Any help would be greatly appreciated it,
the boy duck
[edited by: Marcia at 9:17 am (utc) on July 15, 2002]
[edit reason] edited to remove urls [/edit]
[edited by: Marcia at 9:19 am (utc) on July 15, 2002]
[edit reason] url removed [/edit]
Sometimes old versions of Netscape render transparent gif areas black. So - let's say you have a checkered tile with diagonal boxes rendered as transparent - those areas may show up sketchy black over a solid colored background. Lots of times hitting refresh fixes that in old NS, though. (Not that every viewer is going to know that.)
Also, if the uppermost top left corner isn't transparent, sometimes that makes a difference in old NS. (Switch non-transparent area to top left, if possible!)
Lastly, when you are saving your image, be sure your background .gifs are not both transparent and interlaced, or they may cause rendering problems. Sometimes you may forget that you have "interlaced" chosen by default on your graphics program, so you may need to double-check your settings before saving the background image you wish to use.
just some weird stuff maybe your mother never told you about :)
I know of a problem that can cause something similar, and it's to do with the way many graphics editors implement transparency in GIFs: basically, it's an animation, and the "transparent" bits are in fact set to "revert to previous state" after a split-second interval (a few hundredths of a second). Sometimes the interval seems to be set to a value that causes one or two browser builds to choke, and you have to mess around a bit with the headers. However... it's never caused problems for me as far as I know.
Transparent = colorless
Transparent is without color, ergo, the background color shows through.
Easiest trick: grab that gif, save it to file, open it in a graphics editor like paint shop pro, and enlarge or resize the canvas to whatever dimensions you need. Save it as a gif again, go into some compression software, compress it down to one color, whallah!
:)
There's this tiny transparent gif at a site.
It's coloured grey too.
I think the effect being described is actually what you would call "translucent," in which case the grey/transparent checkerboard technique described above is probably as close as you could get until full browser support of alpha transparency via .png becomes a reality.

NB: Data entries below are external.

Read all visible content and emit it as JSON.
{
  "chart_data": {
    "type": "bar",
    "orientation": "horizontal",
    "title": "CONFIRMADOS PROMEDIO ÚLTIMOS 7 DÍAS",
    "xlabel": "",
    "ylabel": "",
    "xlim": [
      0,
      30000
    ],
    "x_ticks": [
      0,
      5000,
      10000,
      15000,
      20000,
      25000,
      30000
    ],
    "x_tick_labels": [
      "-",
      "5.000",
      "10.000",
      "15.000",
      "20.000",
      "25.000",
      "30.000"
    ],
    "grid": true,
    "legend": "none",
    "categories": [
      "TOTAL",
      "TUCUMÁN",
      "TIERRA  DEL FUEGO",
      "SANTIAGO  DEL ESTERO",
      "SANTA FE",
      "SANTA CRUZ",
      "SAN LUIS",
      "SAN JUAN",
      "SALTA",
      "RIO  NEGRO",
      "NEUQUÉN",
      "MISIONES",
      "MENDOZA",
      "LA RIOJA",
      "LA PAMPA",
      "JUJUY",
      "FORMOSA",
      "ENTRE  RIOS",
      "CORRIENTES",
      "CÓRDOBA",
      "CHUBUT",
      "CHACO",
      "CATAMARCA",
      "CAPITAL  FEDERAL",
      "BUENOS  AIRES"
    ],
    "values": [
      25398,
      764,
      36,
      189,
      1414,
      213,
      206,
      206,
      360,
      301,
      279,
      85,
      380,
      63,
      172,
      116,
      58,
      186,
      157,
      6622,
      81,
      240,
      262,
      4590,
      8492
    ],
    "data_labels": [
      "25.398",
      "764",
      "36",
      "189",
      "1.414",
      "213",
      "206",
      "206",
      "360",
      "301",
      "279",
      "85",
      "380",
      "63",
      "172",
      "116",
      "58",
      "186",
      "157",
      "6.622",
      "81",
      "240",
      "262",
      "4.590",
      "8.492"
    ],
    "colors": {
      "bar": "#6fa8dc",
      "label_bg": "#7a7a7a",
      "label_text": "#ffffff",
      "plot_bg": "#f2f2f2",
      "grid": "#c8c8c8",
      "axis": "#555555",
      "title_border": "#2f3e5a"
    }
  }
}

(Now there's a run-on sentence only a graphics geek could love... hehe)
One thing about the tints is that if you've got paragraphs of text on a tinted background - it can make the text appear sort of dirty - I don't know why. This is making me think background tints are better suited for single lines of bold/big text.
[Thanks for all the tips btw]
Is this basically the same as planting a series of pictures onto a transparent base in Photoshop, saving them, and sticking them into a GIF program?
Or is it some option that I haven't unlocked in the GIF animation programme...?
Just had a look at Gif Construction Set's site and they do offer transparency creation.